In an analysis column in the British Medical Journal, York University's Joel Lexchin and Donald Light from the University of Medicine and Dentistry of New Jersey say that the "widely touted 'innovation crisis' in pharmaceuticals is a myth," and that the real problem in pharma is that current incentives reward companies for making drugs that are only marginally better than existing products.
But at In the Pipeline, Derek Lowe says that this opinion is, in a word, "wrong." For one thing, he says, one of the authors' opinions on the industry should be taken with a grain of salt. "Light is the man who's publicly attached his name to an estimate that developing a new drug costs about $43 million dollars," Lowe says. "When I bring up that figure around people who actually develop drugs ... it always provokes startled expressions and sudden laughter."
Moreover, he says, that pharma is in crisis is made evident by the thousands of people that have been laid off in the last few years, and in the R&D centers that have been shut down or outsourced.
And further, Lowe adds, drugs that are being produced today — even of the "me-too" variety — are not simply the same but with minor variations, as Lexchin and Light claim. "The reason that some new drugs make only small advances on existing therapies is not because we like it that way, and it's especially not because we planned it that way," he says. "This happens because we try to make big advances, and we fail. Then we take what we can get."
First, it was not "me-too"
First, it was not "me-too" drugs the authors were referring mainly to - it was the reformulations like the Claritin and EPO derivatives and dosing packages intended to extend patent protection that aren't exactly pushing the innovation envelope.
The layoffs were mostly the result of mergers and the needed "synergies" to reduce costs. The raft of mergers has probably been the biggest hit to innovation investment in pharma in the last 20 years.
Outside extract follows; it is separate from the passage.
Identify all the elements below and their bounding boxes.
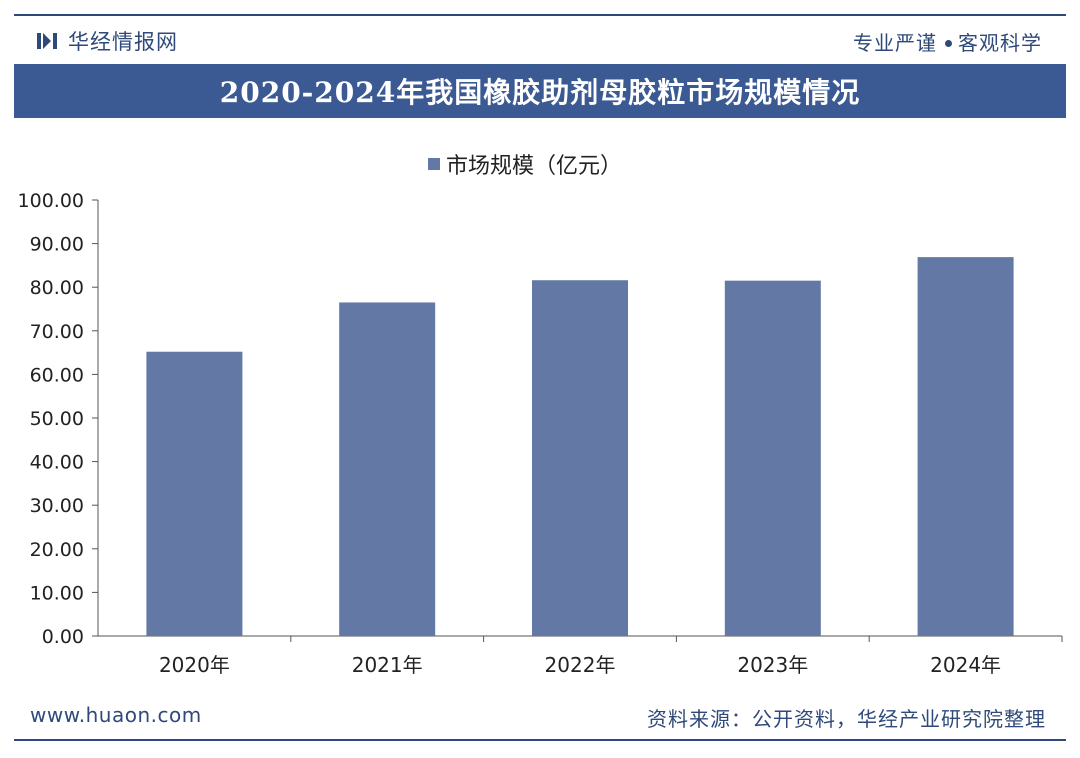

It's always been clear that large pharma are much more marketing organizations than research ones. If they could license in all their drugs and merely sell them, most would take that path - and many are now pretty much relying on biotech in-licensing for just that so they can reduce their own R&D overhead (i.e., jobs). Also, their need for blockbusters rather than modest success drives a lot of their efforts which make reformulations and me-too very attractive because they can address already very large markets.
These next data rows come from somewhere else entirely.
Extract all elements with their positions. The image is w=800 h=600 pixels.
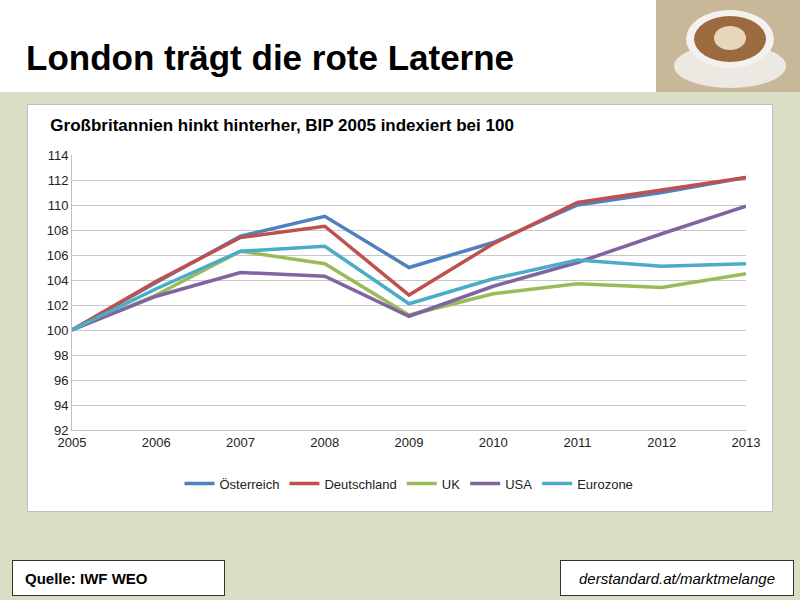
svg-text:2008: 2008: [310, 435, 339, 450]
svg-text:114: 114: [48, 148, 69, 163]
svg-text:2010: 2010: [479, 435, 508, 450]
svg-text:106: 106: [47, 248, 69, 263]
svg-text:100: 100: [47, 323, 69, 338]
svg-text:96: 96: [54, 373, 68, 388]
svg-text:110: 110: [48, 198, 69, 213]
svg-text:Großbritannien hinkt hinterher: Großbritannien hinkt hinterher, BIP 2005…: [50, 116, 514, 135]
svg-text:2011: 2011: [564, 435, 592, 450]
svg-text:104: 104: [47, 273, 69, 288]
html-text:derstandard.at/marktmelange: derstandard.at/marktmelange: [579, 569, 775, 587]
html-text:Quelle: IWF WEO: Quelle: IWF WEO: [25, 569, 148, 587]
svg-text:2013: 2013: [732, 435, 761, 450]
html-text:London trägt die rote Laterne: London trägt die rote Laterne: [26, 38, 515, 77]
svg-text:USA: USA: [505, 477, 532, 492]
svg-text:2006: 2006: [142, 435, 171, 450]
svg-text:98: 98: [54, 348, 68, 363]
svg-text:112: 112: [48, 173, 69, 188]
svg-text:UK: UK: [442, 477, 460, 492]
svg-text:2007: 2007: [226, 435, 255, 450]
svg-text:94: 94: [54, 398, 68, 413]
svg-text:Deutschland: Deutschland: [324, 477, 396, 492]
svg-text:Eurozone: Eurozone: [577, 477, 633, 492]
svg-text:2005: 2005: [58, 435, 87, 450]
svg-text:2009: 2009: [395, 435, 424, 450]
svg-text:Österreich: Österreich: [220, 477, 280, 492]
svg-text:92: 92: [54, 423, 68, 438]
svg-text:2012: 2012: [647, 435, 676, 450]
svg-text:102: 102: [47, 298, 69, 313]
svg-text:108: 108: [47, 223, 69, 238]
The hyper-inflated billion plus dollar figures for drug development have never reflected true R&D costs per a single drug so $40-50M real costs doesn't seem all that odd (not sure about the final clinical trials). Sure it doesn't include the huge marketing, executive overhead or legal costs, or the costs for failed efforts averaged over all the efforts, but that's kind of the point.
So, I'm more inclined towards the authors' arguments and numbers than Derek's, at least to general scale.